We are all Protestants now

We are all Protestants now November 11, 2012

We're all Protestants now
nirots, FreeDigitalPhotos

“[D]o nothing apart from the bishop. . . .”

— Ignatius of Antioch, Magnesians 7

One of the more intriguing narratives flowing out of the election concerns Roman Catholics bucking their bishops’ entreaties — some would say threats — to abstain from voting for candidates who support abortion and the HHS contraception mandate.

Regardless of the directive, a majority of Catholics punched the Obama/Biden ticket on November 6, acting as if the episcopal counsel counted for squat. This strikes me as an interesting development, demonstrating a significant breakdown in church authority. Apparently, we’re all Protestants now — each man his own magisterium, each person his own pope.
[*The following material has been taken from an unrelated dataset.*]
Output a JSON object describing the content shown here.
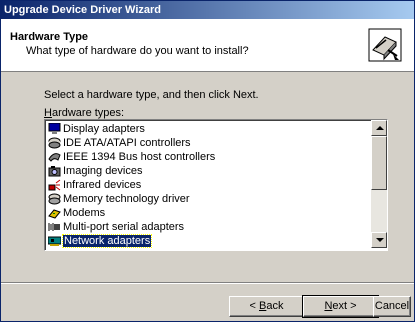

On Election Day, Archbishop Charles Chaput wrote about the importance of the contest and the gravity of the choice facing the faithful. “[E]lections are tough times for serious Catholics,” he wrote. “If we believe in the encyclical tradition — from Rerum Novarum to Evangelium Vitae; from Humanae Vitae to Caritas In Veritate — then we can’t settle comfortably in either political party.” Apparently it wasn’t that tough after all. Either the assumption proved wrong just hours after he wrote it, or the majority of Catholics aren’t “serious.” Either option bodes ill.

It’s not my intention to talk politics so much as point to something happening in our culture. It seems to me that individualism has become something of a universal solvent, corroding norms and institutions, including the church.

Chaput’s observation was couched in a larger argument about the aftereffects of the Reformation, and it’s worth reading closely.

The Protestant rejection of church authority stemmed primarily from the doctrine of sola scriptura, the idea that the Bible beats bishops when it comes to questions of doctrine and life.

Appealing to sola scriptura, Protestants dispensed with most of the church hierarchy and sacraments, scholasticism and the pre-scholastic patristic tradition. While simultaneously misunderstanding the role of tradition (in large measure because of Roman abuses of it), they jettisoned most aspects of it they couldn’t find in the two testaments, including those parts of the first testament they regarded as “Apocrypha” (though, curiously, some inexplicit things like Trinitarianism and Sunday worship were nonetheless retained, though there is no biblical warrant for them).

The problem is that if each individual or group of individuals is free to determine what stays and what goes, they will invariably arrive at differing — even mutually exclusive — lists. This is exactly what happened subsequent to Luther’s hammer strikes in Wittenberg. Hence the multitudinous Protestant denominations, churches, and roaming free agents.

Sola scriptura changed everything for Western Christendom,” said Chaput. “The Church became the churches, and the process inadvertently, but relentlessly, fueled individual sovereignty and relativism.”

That individualistic ethic has cut its way thorough all of Western life, affecting more than questions of Christian doctrine. It now affects virtually all moral considerations, family dynamics, social norms, basically everything, all the way up and down the chain. No wonder Alister McGrath called it “Christianity’s dangerous idea,” alongside which term it is useful to employ C.S. Lewis’ phrase, “the poison of subjectivism.” And it affects Catholics now as well as Protestants.

The pre-Kennedy concern in American politics was that Catholics would support Rome instead of Washington. Rest easy. If it wasn’t evident before, the Election of 2012 showed that disregarding the authority of the church is no longer a worry for American Catholics.

This is only the beginning. If the influence of the bishops wanes in one area, why not others? Disregarded sociopolitical direction will soon seem like nothing when the faithful start choosing which doctrines they will or will not countenance. For Americans this is particularly likely, as we are a people who offer a notorious shrug of the shoulders to most theological concerns. Protestants have never solved this problem, and now it seems likely Catholics must deal with it as well, if not soon, then eventually. Authority means little if unheeded.

I wonder if Luther saw how deep that nail would pierce.